Страница 4 из 7
Работающим перевыполняющим норму тоже добавляли пайки, а детям которым было свыше 5 лет обязаны были собирать с поваленного леса шишки с елки, пихты, сосны и кто собирал свыше 5 кг за день, тому тоже увеличивали паек и давали даже сахар, когда он имелся. У нас собирали шишки Тоня и Федя, я пытался несколько раз ходить с ними, но снег был глубокий и мороз не давали долго ходить, да и притом мне шел всего третий год. Тоня и Федя притаскивали меня из леса и ругали, что больше не пойдешь с нами. Словом, я был для них помехой, только падал да плакал, жалуясь на большой снег. Одежды не было, рваные валенки одни на всех и драные телогрейки. Мать моталась, уставала. По вечерам бабы собирались, разговаривали полушепотом и плакали.

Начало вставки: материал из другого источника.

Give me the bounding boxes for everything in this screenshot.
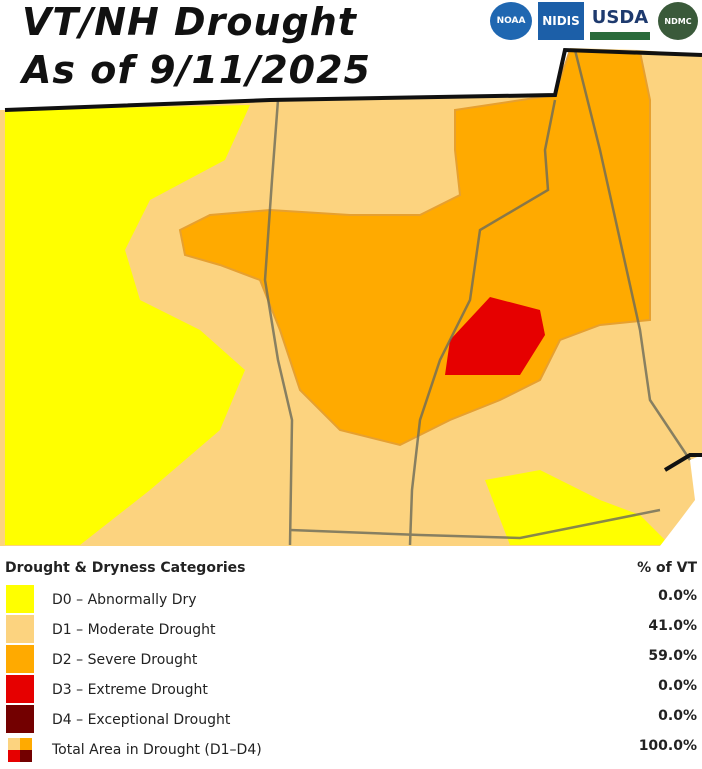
- legend-percent: 59.0%: [648, 648, 697, 664]
- d0-area: [485, 470, 670, 545]
- legend-label: Total Area in Drought (D1–D4): [52, 742, 262, 758]
- legend-swatch: [6, 615, 34, 643]
- column-header: % of VT: [637, 560, 697, 576]
- legend-row: D4 – Exceptional Drought 0.0%: [0, 705, 702, 735]
- legend-title: Drought & Dryness Categories: [5, 560, 246, 576]
- legend-percent: 0.0%: [658, 708, 697, 724]
- title: VT/NH Drought: [22, 0, 357, 44]
- border: [4, 47, 702, 112]
- legend-label: D4 – Exceptional Drought: [52, 712, 231, 728]
- logo: NOAA: [490, 2, 532, 40]
- legend-label: D3 – Extreme Drought: [52, 682, 208, 698]
- total-icon: [8, 738, 32, 762]
- legend-row: D2 – Severe Drought 59.0%: [0, 645, 702, 675]
- legend-row: D3 – Extreme Drought 0.0%: [0, 675, 702, 705]
- drought-map: [0, 0, 702, 546]
- state-borders: [263, 49, 692, 546]
- d3-area: [445, 297, 545, 375]
- legend-swatch: [6, 645, 34, 673]
- coast: [663, 453, 702, 472]
- logo: NIDIS: [538, 2, 584, 40]
- border: [573, 49, 692, 461]
- legend-percent: 100.0%: [638, 738, 697, 754]
- ocean: [660, 455, 702, 546]
- border: [408, 99, 557, 546]
- logo: NDMC: [658, 2, 698, 40]
- legend-row: D0 – Abnormally Dry 0.0%: [0, 585, 702, 615]
- legend-row: Total Area in Drought (D1–D4) 100.0%: [0, 735, 702, 765]
- d0-area: [5, 105, 250, 545]
- legend-swatch: [6, 705, 34, 733]
- legend-label: D1 – Moderate Drought: [52, 622, 216, 638]
- legend-row: D1 – Moderate Drought 41.0%: [0, 615, 702, 645]
- border: [289, 508, 661, 540]
- title: As of 9/11/2025: [22, 48, 371, 92]
- legend-label: D0 – Abnormally Dry: [52, 592, 197, 608]
- legend-percent: 41.0%: [648, 618, 697, 634]
- legend-label: D2 – Severe Drought: [52, 652, 198, 668]
- legend-percent: 0.0%: [658, 588, 697, 604]
- legend-swatch: [6, 675, 34, 703]
- legend-swatch: [6, 585, 34, 613]
- logo: USDA: [590, 2, 650, 40]
- border: [263, 99, 294, 546]
- legend-percent: 0.0%: [658, 678, 697, 694]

Жизнь была мучительно тяжелая, от тифа умирали ежедневно, могилы копали в мерзлой земле сразу на несколько мертвецов, хоронили без гробов, кое-кто из женщин сколачивал ящик, а обычно давали в рванье и хоронили. Было жутко и после каждых похорон наступало уныние, горечь, слезы, за что только карался народ, особенно женщины и дети. В чем заключалась их вина, трудно было представить.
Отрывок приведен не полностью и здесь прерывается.